Commentaire • 0
Sur la décision
| Référence : | TJ Bobigny, serv cont. social, 10 sept. 2025, n° 24/01490 |
|---|---|
| Numéro(s) : | 24/01490 |
| Importance : | Inédit |
| Dispositif : | Expertise |
| Date de dernière mise à jour : | 7 novembre 2025 |
| Lire la décision sur le site de la juridiction |
Texte intégral
Tribunal judiciaire de Bobigny
Service du contentieux social
Affaire : N° RG 24/01490 – N° Portalis DB3S-W-B7I-ZSKD
Jugement du 10 SEPTEMBRE 2025
TRIBUNAL JUDICIAIRE
DE [Localité 8]
JUGEMENT CONTENTIEUX DU 10 SEPTEMBRE 2025
Serv. contentieux social
Affaire : N° RG 24/01490 – N° Portalis DB3S-W-B7I-ZSKD
N° de MINUTE : 25/01879
DEMANDEUR
Monsieur [G] [F]
de nationalité Française
[Adresse 2]
[Localité 7]
représenté par Maître Marianne DEWINNE de la SCP BOSQUE ET ASSOCIES, avocats au barreau de SEINE-SAINT-DENIS, vestiaire : 173
DEFENDEUR
[12]
[Adresse 4]
[Localité 5]
représenté par Me Saty isabelle TOKPA LAGACHE, avocat au barreau de PARIS, vestiaire : E2181
COMPOSITION DU TRIBUNAL
DÉBATS
Audience publique du 05 Juin 2025.
Madame Laure CHASSAGNE, Présidente, assistée de Monsieur Charles DELBARRE et Madame Elise VANTROYEN, assesseurs, et de Madame Dominique RELAV, Greffier.
Lors du délibéré :
Présidente : Laure CHASSAGNE, Juge
Assesseur : Charles DELBARRE, Assesseur salarié
Assesseur : Elise VANTROYEN, Assesseur employeur
JUGEMENT
Prononcé publiquement, par mise à disposition au greffe, par jugement contradictoire et en premier ressort, par Laure CHASSAGNE, Juge, assistée de Dominique RELAV, Greffier.

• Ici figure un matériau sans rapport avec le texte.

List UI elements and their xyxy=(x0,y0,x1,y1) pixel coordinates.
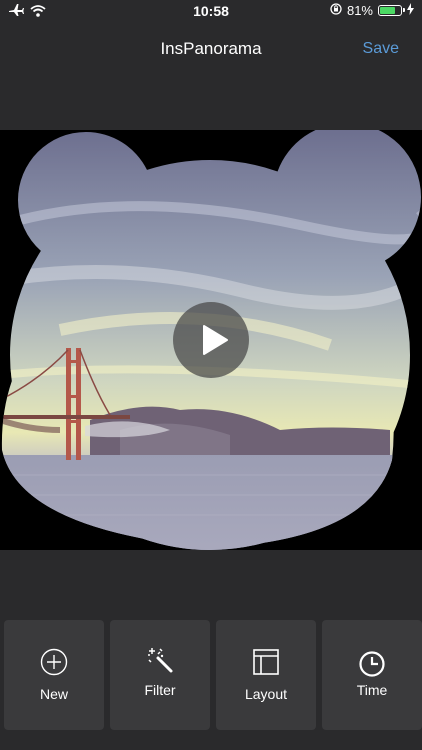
filter-label: Filter xyxy=(144,682,176,698)
orientation-lock-icon xyxy=(330,3,342,18)
layout-icon xyxy=(253,649,279,675)
play-icon xyxy=(203,325,228,355)
status-bar: 10:58 81% xyxy=(0,0,422,24)
magic-wand-icon xyxy=(148,648,173,673)
layout-button[interactable]: Layout xyxy=(216,620,316,730)
bottom-toolbar: New Filter Layout Time xyxy=(0,620,422,730)
battery-fill xyxy=(380,7,395,14)
layout-label: Layout xyxy=(244,686,288,702)
clock-icon xyxy=(359,651,385,677)
page-title: InsPanorama xyxy=(160,39,262,58)
save-button[interactable]: Save xyxy=(363,40,399,58)
plus-circle-icon xyxy=(40,648,68,676)
new-label: New xyxy=(39,686,68,702)
panorama-canvas[interactable] xyxy=(0,130,422,550)
battery-icon xyxy=(378,5,405,16)
time-button[interactable]: Time xyxy=(322,620,422,730)
nav-bar: InsPanorama Save xyxy=(0,24,422,74)
filter-button[interactable]: Filter xyxy=(110,620,210,730)
charging-bolt-icon xyxy=(407,3,414,18)
status-right: 81% xyxy=(330,3,414,18)
time-label: Time xyxy=(356,682,388,698)
play-button[interactable] xyxy=(173,302,249,378)
battery-percent: 81% xyxy=(346,3,373,18)
new-button[interactable]: New xyxy=(4,620,104,730)
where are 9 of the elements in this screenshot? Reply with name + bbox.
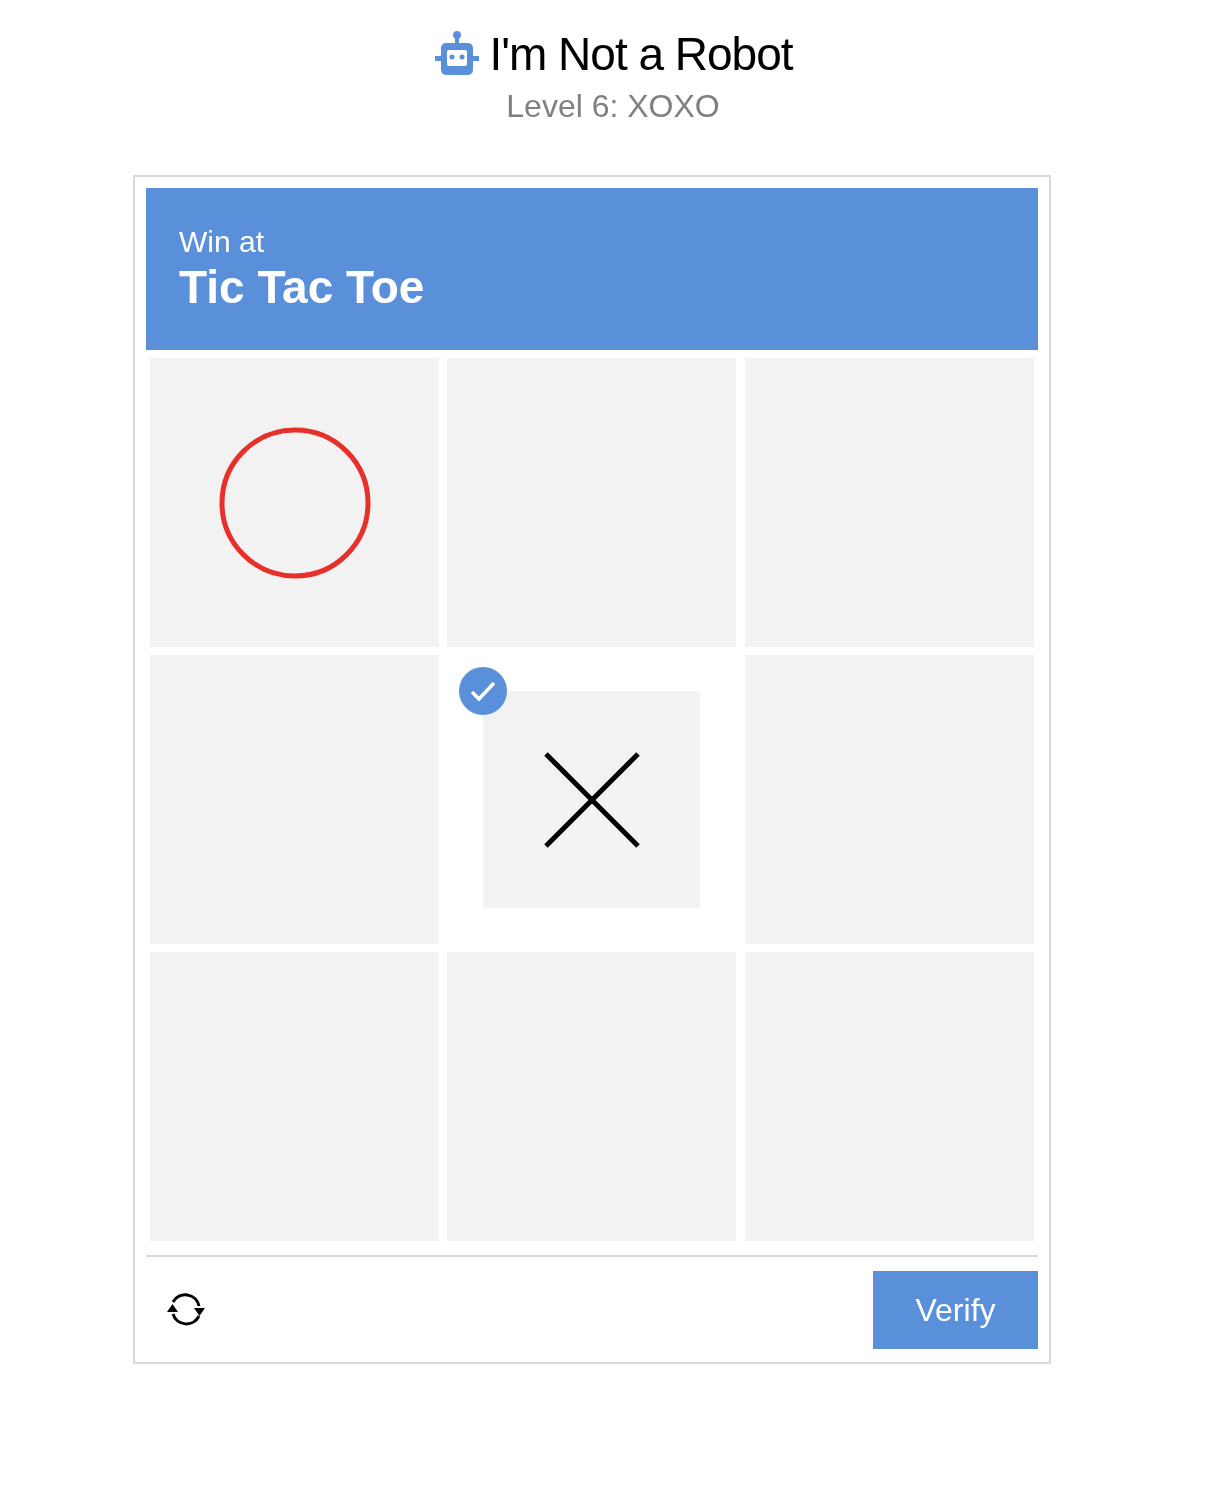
check-badge-icon (458, 666, 509, 716)
verify-button[interactable]: Verify (873, 1271, 1038, 1349)
board-tile[interactable] (150, 358, 439, 647)
level-subtitle: Level 6: XOXO (506, 87, 720, 126)
challenge-game: Tic Tac Toe (179, 260, 426, 314)
robot-icon (433, 30, 482, 78)
page-title: I'm Not a Robot (489, 27, 793, 82)
board-tile[interactable] (483, 691, 701, 908)
challenge-prompt: Win at (179, 224, 266, 260)
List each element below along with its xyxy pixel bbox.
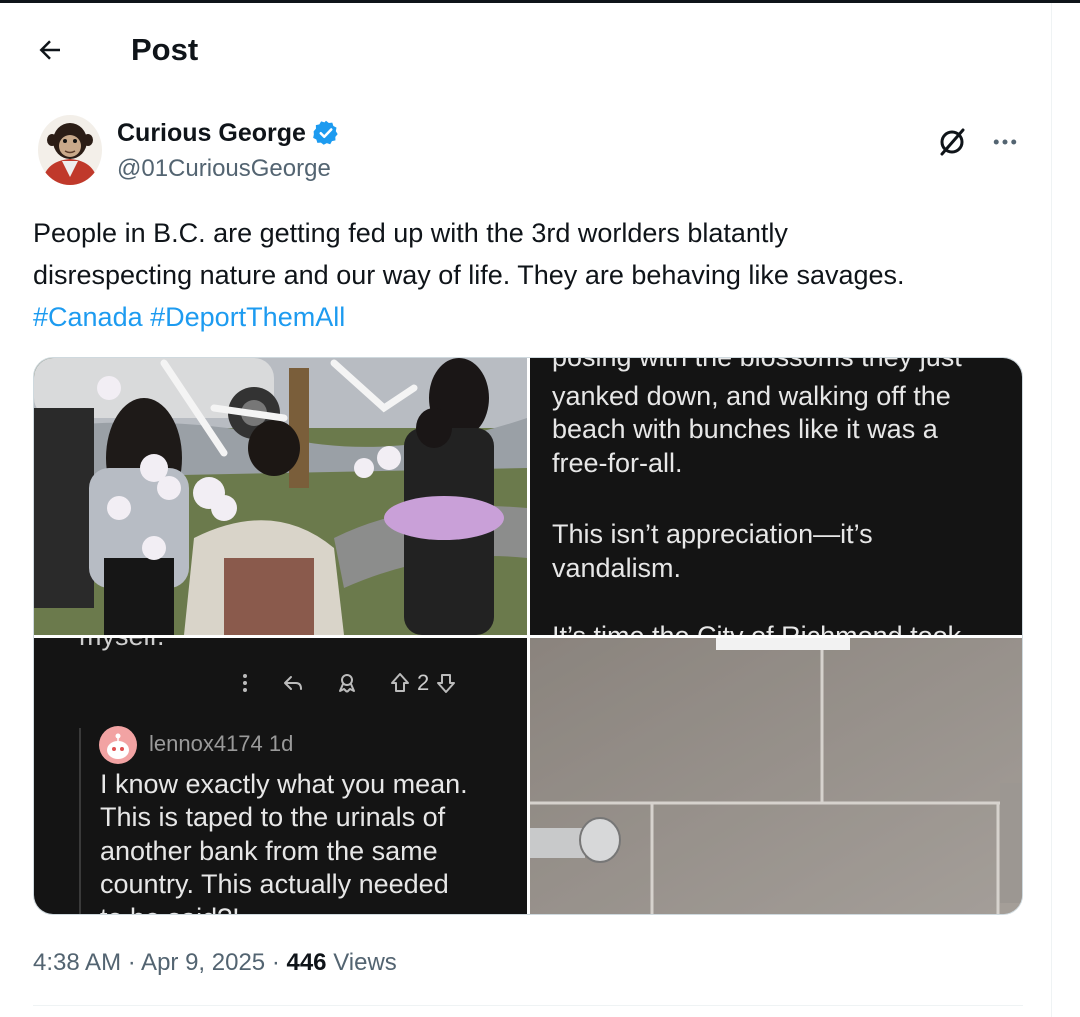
- author-avatar[interactable]: [38, 115, 102, 185]
- screenshot-text-line: free-for-all.: [552, 448, 683, 478]
- reply-age: 1d: [268, 731, 294, 756]
- screenshot-text-line: myself.: [79, 638, 165, 653]
- more-options-button[interactable]: [985, 122, 1025, 162]
- reply-text-line: another bank from the same: [100, 836, 438, 866]
- vote-group: 2: [389, 670, 457, 696]
- screenshot-text-line: yanked down, and walking off the: [552, 381, 951, 411]
- screenshot-text-line: posing with the blossoms they just: [552, 358, 962, 374]
- grok-icon: [940, 128, 965, 156]
- hashtag-row: #Canada #DeportThemAll: [33, 296, 1023, 338]
- media-grid: posing with the blossoms they just yanke…: [33, 357, 1023, 915]
- column-divider: [1051, 3, 1052, 1017]
- post-timestamp[interactable]: 4:38 AM · Apr 9, 2025: [33, 949, 265, 976]
- media-photo-blossoms[interactable]: [34, 358, 527, 635]
- page-header: Post: [0, 20, 1051, 78]
- author-name-row: Curious George: [117, 117, 340, 149]
- hashtag-link[interactable]: #Canada: [33, 302, 143, 332]
- media-comment-screenshot[interactable]: myself. 2 lennox4174 1d I know exactly w…: [34, 638, 527, 914]
- award-icon: [339, 674, 355, 693]
- reply-meta: lennox4174 1d: [149, 731, 293, 757]
- back-button[interactable]: [30, 30, 70, 70]
- author-name[interactable]: Curious George: [117, 117, 306, 149]
- views-count: 446: [286, 949, 327, 976]
- author-handle[interactable]: @01CuriousGeorge: [117, 153, 331, 185]
- upvote-icon: [391, 673, 409, 692]
- hashtag-link[interactable]: #DeportThemAll: [150, 302, 345, 332]
- post-text-line: disrespecting nature and our way of life…: [33, 260, 905, 290]
- arrow-left-icon: [39, 40, 60, 60]
- screenshot-text-line: It’s time the City of Richmond took: [552, 620, 961, 635]
- media-photo-wall[interactable]: [530, 638, 1022, 914]
- screenshot-text-line: beach with bunches like it was a: [552, 414, 938, 444]
- post-meta: 4:38 AM · Apr 9, 2025 · 446 Views: [33, 945, 397, 981]
- downvote-icon: [437, 674, 456, 693]
- meta-separator: ·: [265, 949, 287, 976]
- views-label: Views: [326, 949, 397, 976]
- reply-text-line: This is taped to the urinals of: [100, 802, 446, 832]
- post-text-line: People in B.C. are getting fed up with t…: [33, 218, 788, 248]
- reply-icon: [284, 676, 302, 690]
- reply-text-line: country. This actually needed: [100, 869, 449, 899]
- reply-username: lennox4174: [149, 731, 263, 756]
- vote-count: 2: [417, 670, 430, 695]
- section-divider: [33, 1005, 1023, 1006]
- reply-text-line: I know exactly what you mean.: [100, 769, 468, 799]
- more-horizontal-icon: [993, 139, 1017, 145]
- media-screenshot-text[interactable]: posing with the blossoms they just yanke…: [530, 358, 1022, 635]
- thread-line: [79, 728, 81, 914]
- more-vertical-icon: [243, 674, 247, 692]
- verified-badge-icon[interactable]: [312, 119, 340, 147]
- post-text: People in B.C. are getting fed up with t…: [33, 212, 1023, 338]
- comment-actions: 2: [239, 670, 457, 696]
- top-border: [0, 0, 1080, 3]
- page-title: Post: [131, 32, 199, 67]
- screenshot-text-line: This isn’t appreciation—it’s: [552, 519, 873, 549]
- screenshot-text-line: vandalism.: [552, 553, 682, 583]
- grok-button[interactable]: [932, 122, 972, 162]
- reply-user-avatar: [99, 726, 137, 764]
- reply-text-line: to be said?!: [100, 902, 240, 914]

Transmis par RPVA à : Maître Marianne DEWINNE de la SCP BOSQUE ET ASSOCIES, Me Saty isabelle TOKPA LAGACHE
Tribunal judiciaire de Bobigny
Service du contentieux social
Affaire : N° RG 24/01490 – N° Portalis DB3S-W-B7I-ZSKD
Jugement du 10 SEPTEMBRE 2025
EXPOSE DU LITIGE
M. [G] [F] occupe l’emploi de machiniste receveur à la [19] ([18]).

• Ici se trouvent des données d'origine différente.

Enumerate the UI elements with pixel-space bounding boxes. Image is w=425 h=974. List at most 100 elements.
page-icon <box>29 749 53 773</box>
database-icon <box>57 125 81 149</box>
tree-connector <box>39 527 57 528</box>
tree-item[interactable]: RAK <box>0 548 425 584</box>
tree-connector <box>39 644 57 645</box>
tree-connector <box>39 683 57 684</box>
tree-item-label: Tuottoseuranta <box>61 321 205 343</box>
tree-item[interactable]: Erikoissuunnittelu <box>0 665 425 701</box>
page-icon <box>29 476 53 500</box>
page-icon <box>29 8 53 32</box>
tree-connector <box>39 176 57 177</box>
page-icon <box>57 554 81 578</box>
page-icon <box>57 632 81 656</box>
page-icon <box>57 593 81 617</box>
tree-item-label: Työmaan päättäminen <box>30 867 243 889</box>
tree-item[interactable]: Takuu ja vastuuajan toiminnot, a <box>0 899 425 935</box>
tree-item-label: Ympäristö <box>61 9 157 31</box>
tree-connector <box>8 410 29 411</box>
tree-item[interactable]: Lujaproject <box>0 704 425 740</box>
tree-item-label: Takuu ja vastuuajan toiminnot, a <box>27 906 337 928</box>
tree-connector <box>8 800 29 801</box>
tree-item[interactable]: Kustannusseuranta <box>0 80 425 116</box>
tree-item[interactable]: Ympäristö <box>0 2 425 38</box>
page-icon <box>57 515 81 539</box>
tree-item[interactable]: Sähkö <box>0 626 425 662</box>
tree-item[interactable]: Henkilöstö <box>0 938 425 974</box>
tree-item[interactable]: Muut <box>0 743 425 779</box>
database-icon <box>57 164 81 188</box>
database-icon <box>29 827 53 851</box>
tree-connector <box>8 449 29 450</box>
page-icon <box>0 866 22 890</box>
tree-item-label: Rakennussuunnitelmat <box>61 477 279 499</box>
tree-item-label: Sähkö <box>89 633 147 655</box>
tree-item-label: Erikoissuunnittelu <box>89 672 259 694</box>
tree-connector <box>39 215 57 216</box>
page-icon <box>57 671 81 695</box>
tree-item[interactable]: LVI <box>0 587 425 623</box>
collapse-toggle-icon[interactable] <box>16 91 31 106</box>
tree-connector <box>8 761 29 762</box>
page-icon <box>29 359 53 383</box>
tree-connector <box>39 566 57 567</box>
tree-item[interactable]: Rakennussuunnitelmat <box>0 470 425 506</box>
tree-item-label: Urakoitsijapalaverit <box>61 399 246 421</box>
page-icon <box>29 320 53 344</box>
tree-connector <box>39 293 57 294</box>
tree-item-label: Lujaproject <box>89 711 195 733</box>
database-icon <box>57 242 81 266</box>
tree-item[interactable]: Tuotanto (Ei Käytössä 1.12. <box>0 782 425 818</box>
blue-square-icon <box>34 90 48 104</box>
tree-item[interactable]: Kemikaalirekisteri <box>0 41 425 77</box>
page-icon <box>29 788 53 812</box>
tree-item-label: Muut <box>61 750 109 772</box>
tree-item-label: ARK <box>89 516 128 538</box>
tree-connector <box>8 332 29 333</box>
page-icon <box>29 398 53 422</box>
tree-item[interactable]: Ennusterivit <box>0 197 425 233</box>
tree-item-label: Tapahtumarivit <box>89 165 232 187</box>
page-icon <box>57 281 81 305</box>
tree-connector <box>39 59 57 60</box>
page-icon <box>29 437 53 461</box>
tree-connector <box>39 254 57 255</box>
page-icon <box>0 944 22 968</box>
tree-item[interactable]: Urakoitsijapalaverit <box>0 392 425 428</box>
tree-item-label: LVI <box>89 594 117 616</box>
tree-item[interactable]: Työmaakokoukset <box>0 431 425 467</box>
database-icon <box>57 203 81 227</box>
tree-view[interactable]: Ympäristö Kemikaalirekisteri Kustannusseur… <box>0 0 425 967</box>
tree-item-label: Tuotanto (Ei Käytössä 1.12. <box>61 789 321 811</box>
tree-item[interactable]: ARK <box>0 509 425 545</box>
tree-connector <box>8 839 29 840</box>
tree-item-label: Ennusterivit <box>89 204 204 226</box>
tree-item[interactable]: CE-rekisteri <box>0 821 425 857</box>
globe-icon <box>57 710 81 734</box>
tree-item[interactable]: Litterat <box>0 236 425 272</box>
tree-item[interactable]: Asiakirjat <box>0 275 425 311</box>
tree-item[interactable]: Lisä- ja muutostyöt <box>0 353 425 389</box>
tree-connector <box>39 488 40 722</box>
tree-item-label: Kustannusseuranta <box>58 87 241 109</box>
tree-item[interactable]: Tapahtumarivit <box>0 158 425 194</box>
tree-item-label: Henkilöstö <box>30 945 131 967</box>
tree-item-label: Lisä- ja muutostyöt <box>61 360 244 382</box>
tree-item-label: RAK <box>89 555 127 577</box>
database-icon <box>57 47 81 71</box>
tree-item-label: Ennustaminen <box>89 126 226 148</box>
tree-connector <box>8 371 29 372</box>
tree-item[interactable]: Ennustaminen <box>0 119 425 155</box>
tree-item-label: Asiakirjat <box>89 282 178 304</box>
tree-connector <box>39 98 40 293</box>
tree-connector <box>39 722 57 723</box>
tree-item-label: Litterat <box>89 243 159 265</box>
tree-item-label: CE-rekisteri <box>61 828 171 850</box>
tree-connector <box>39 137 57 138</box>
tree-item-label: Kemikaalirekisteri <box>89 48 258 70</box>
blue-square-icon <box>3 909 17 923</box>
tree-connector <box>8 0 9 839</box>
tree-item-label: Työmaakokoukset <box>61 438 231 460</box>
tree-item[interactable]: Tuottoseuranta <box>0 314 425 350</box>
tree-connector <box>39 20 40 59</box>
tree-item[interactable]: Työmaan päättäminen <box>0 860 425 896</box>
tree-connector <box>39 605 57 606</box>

Il a été victime d’un accident de trajet le 2 janvier 2023.
La déclaration d’accident du travail établie le 6 janvier 2023 par l’employeur fait état des circonstances suivantes : « L’agent déclare : En venant au travail, je suis tombé en moto au niveau du commissariat des 6 roues ([Localité 17]). Ma roue arrière a glissé sur les rames du tramway ».

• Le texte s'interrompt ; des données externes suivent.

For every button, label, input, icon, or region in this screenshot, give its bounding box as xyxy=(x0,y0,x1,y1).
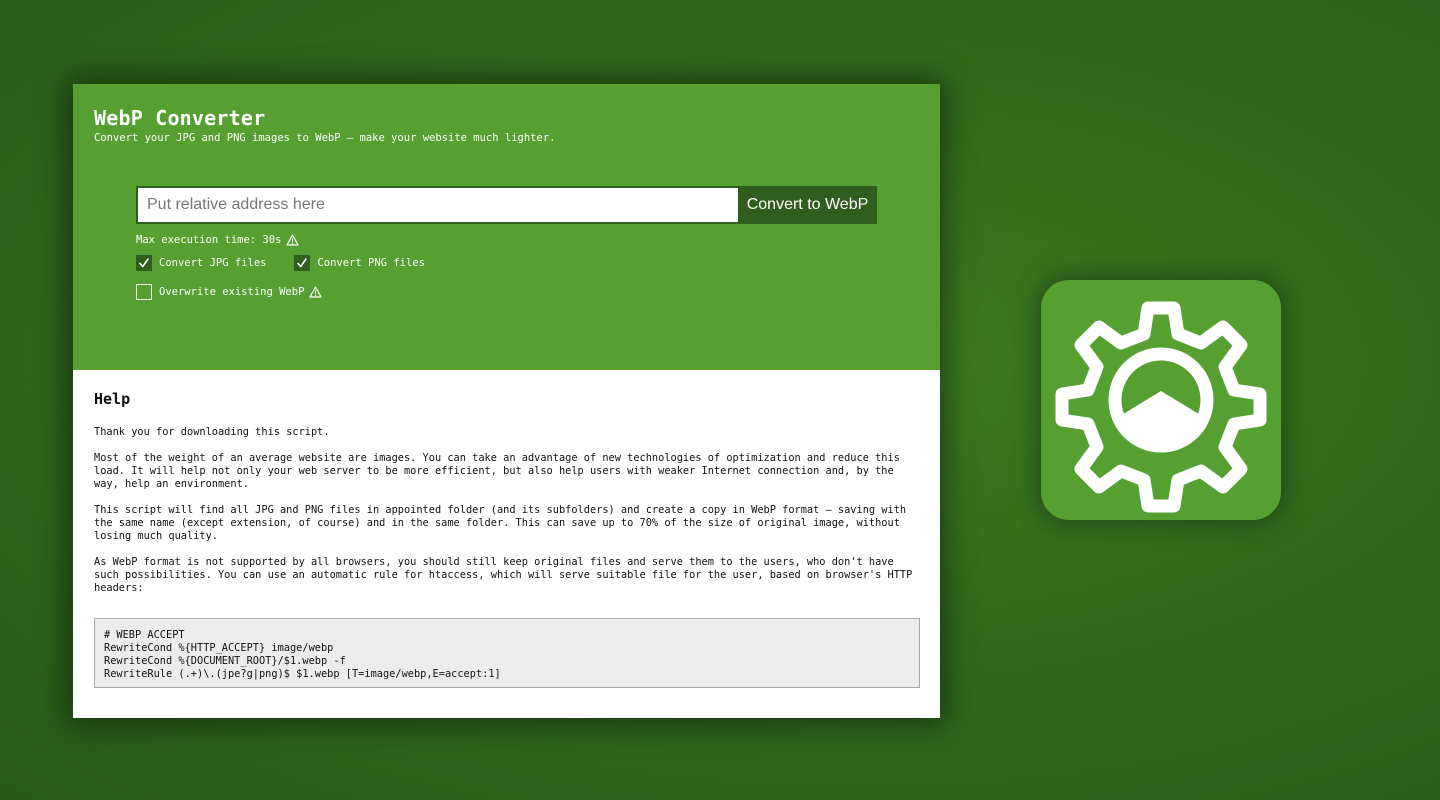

Le certificat médical du 2 janvier 2023 établi par le docteur [X] [B] constate : « Douleur lombaire + genou dt » et prescrit un arrêt de travail le 5 janvier 2023.
L’accident du travail a été pris en charge par la [9] ([11]) de la [18] au titre de la législation sur les risques professionnels par décision du 24 mars 2024.
Par courriers du 20 décembre 2023, la [11] de la [18] a notifié à M. [F] la consolidation des lésions imputables à l’accident du travail du 2 janvier 2023 au 13 janvier 2024 et une date de reprise au 13 janvier 2024.
Par courrier du 15 janvier 2024, M. [F] a contesté la décision du médecin conseil fixant sa date de consolidation et sa date de reprise devant la commission de recours amiable ([14]).
La [14] a transmis à M. [F] la copie du rapport médical du médecin conseil auteur de la décision de consolidation.
Par avis du 23 avril 2024, la [14] a informé M. [F] de la confirmation des décisions de la médecine conseil de la Caisse.
Un nouvel avis a été demandé à la [14]. Par courrier du 2 avril 2025, la [14] a informé M. [F] qu’elle confirmait les décisions de la [11] fixant la date de consolidation et de reprise au 13 janvier 2024.
C’est dans ces conditions que par requête reçue par le greffe le 27 juin 2024, M. [F] a saisi le pôle social du tribunal judiciaire de Bobigny aux fins de contestation des décisions de la [14] fixant la date de consolidation et sa date de reprise au 13 janvier 2024.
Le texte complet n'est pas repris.